Incluso para el más escéptico ante las supersticiones del calendario, algunas fechas no escapan, no pueden escapar, a cierta significación íntima. Dentro de unos días se cumplirán cincuenta
años de la edición de ese cuaderno, mi primer libro. Es verdad que hubo alguna publicación anterior en periódicos, pero es imposible permanecer indiferente ante el poder simbólico y casi mágico de esa fecha. Sería relativamente fácil descender a los pozos de una fácil nostalgia por las escalerillas de la memoria. Si un año es ya una alegoría cósmica, ¿cuántas alegorías no encerrarán los cincuenta, cuántos ciclos de muerte y resurrección?
Bien, de acuerdo. Ninguna nostalgia, así pues. ¿Qué quedó de ese poema primerizo, lleno de tosquedades? Una duradera insatisfacción... No sabría decir exactamente de qué clase. Yo conocía el impulso de la expresión. Poseía el instinto, por decirlo así, pero carecía aún del lenguaje necesario, de su realidad unificadora. Quince años más tarde, invitado a reimprimir en un solo volumen mis primeros libros, volví a escribir de principio a fin ese poema. Es algo que nunca he vuelto a hacer: detalles mínimos aparte, no puedo retocar o rehacer un poema cuando ya forma parte de un libro. Fue una especie de palimpsesto. Más aún –me dije aquella vez, al retomarlo–: ese poema necesitó quince años para escribirse, o para terminar de escribirse. Hoy lo sigo viendo de ese modo.

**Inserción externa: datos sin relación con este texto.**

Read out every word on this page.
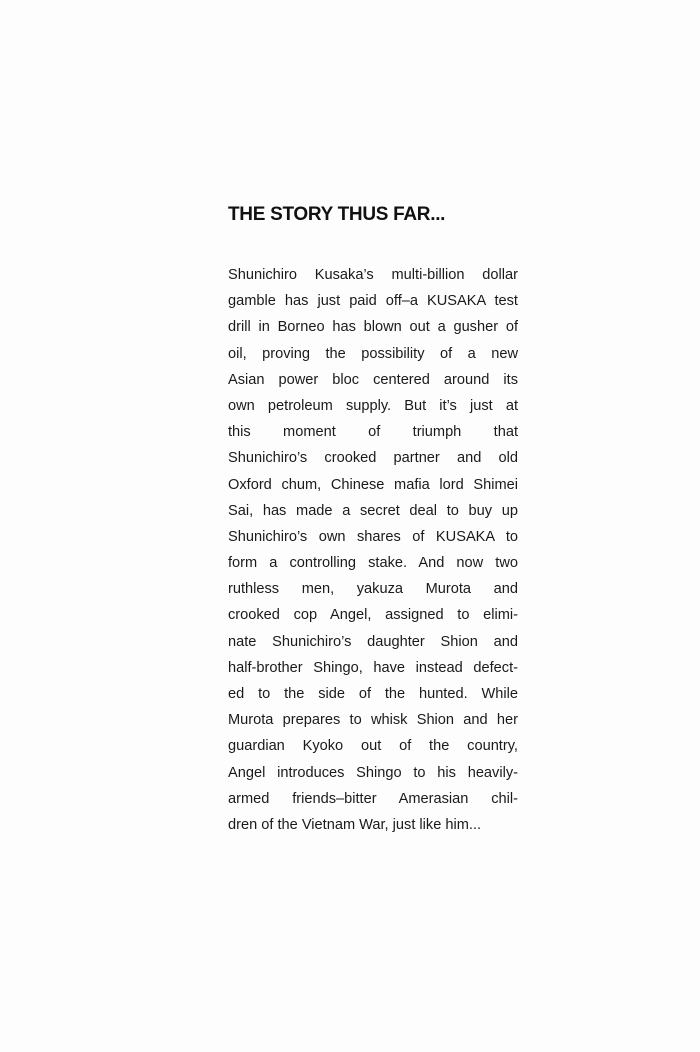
THE STORY THUS FAR...
Shunichiro Kusaka’s multi-billion dollar
gamble has just paid off–a KUSAKA test
drill in Borneo has blown out a gusher of
oil, proving the possibility of a new
Asian power bloc centered around its
own petroleum supply. But it’s just at
this moment of triumph that
Shunichiro’s crooked partner and old
Oxford chum, Chinese mafia lord Shimei
Sai, has made a secret deal to buy up
Shunichiro’s own shares of KUSAKA to
form a controlling stake. And now two
ruthless men, yakuza Murota and
crooked cop Angel, assigned to elimi-
nate Shunichiro’s daughter Shion and
half-brother Shingo, have instead defect-
ed to the side of the hunted. While
Murota prepares to whisk Shion and her
guardian Kyoko out of the country,
Angel introduces Shingo to his heavily-
armed friends–bitter Amerasian chil-
dren of the Vietnam War, just like him...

Decir el mundo visible, dar nombre a lo real y a las sorpresas del mundo contingente, pero también imaginar, traspasar el plano de las apariencias... Aunque es asunto sin relevancia alguna para el lector, salvo para el muy curioso, no puedo dejar de recordar que el poema obedecía para mí a la impregnación espiritual y sensible que desde mi infancia yo venía recibiendo del mar y de su entorno, algo que no puede sorprender en un insular. Tampoco puedo dejar de recordar las lecturas a las cuales asocio hoy esos versos. Versos, digo. Sin embargo, hay en la primera versión de ese poema una clara indecisión entre el verso y la prosa, y de ahí sus ocasionales y extraños versículos. En las imágenes, fuera de El cementerio marino, que yo había leído con asombro dos años antes, no puedo dejar de evocar algunas resonancias de Rimbaud y hasta de Saint-John Perse: sus «Elogios» e «Imágenes para Crusoe» tuvieron en mí por aquellas fechas a un lector todavía un poco epidérmico, víctima del deslumbramiento, pero a esas imágenes debo, sin duda, el primer reconocimiento de mi ser insular. Fue también la época en la que descubrí los Tres poemas escondidos de Seferis, en la brillante traducción castellana del mexicano Jaime García Terrés. Ese libro resultó muy importante en mi formación. Para el poeta griego, oscuridad y luz eran una única realidad indisoluble. ¿Por qué rehuir lo oscuro, lo secreto? ¿No
está la oscuridad en nuestras almas, según dijo una voz inconfundible? Todo lo demás... Sobra aquí cualquier autointerpretación. No negaré, de todas formas, que en Tiempo de efigies, con el título definitivo de Día de aire, está ya, en germen, mucho de lo que he tenido ocasión de escribir luego con mayor o menor fortuna, hasta hoy mismo, tanto por profundización como por desviación o alejamiento. En la reescritura del poema, en 1985, ya empezó a ponerse de manifiesto esa doble actitud. ¿Qué recuerdo de aquellos días de agosto de 1970, con el cuaderno en las manos, como lo tengo ahora, después de haberlo tomado del estante? La sensación de un íntimo, indefinible desconcierto, sin duda. Y el olor del papel y de la tinta, tan vivo e inolvidable para mí. Ya no existe, hace mucho.
Mañana de verano, ventanas abiertas. El aire parece surcar la casa. Llega hasta mi mesa de trabajo un vilano. ¿Un signo? Una interpretación debidamente budista me llevaría a borrar todo lo escrito en estas páginas.
Y hasta toda escritura, simple ilusión.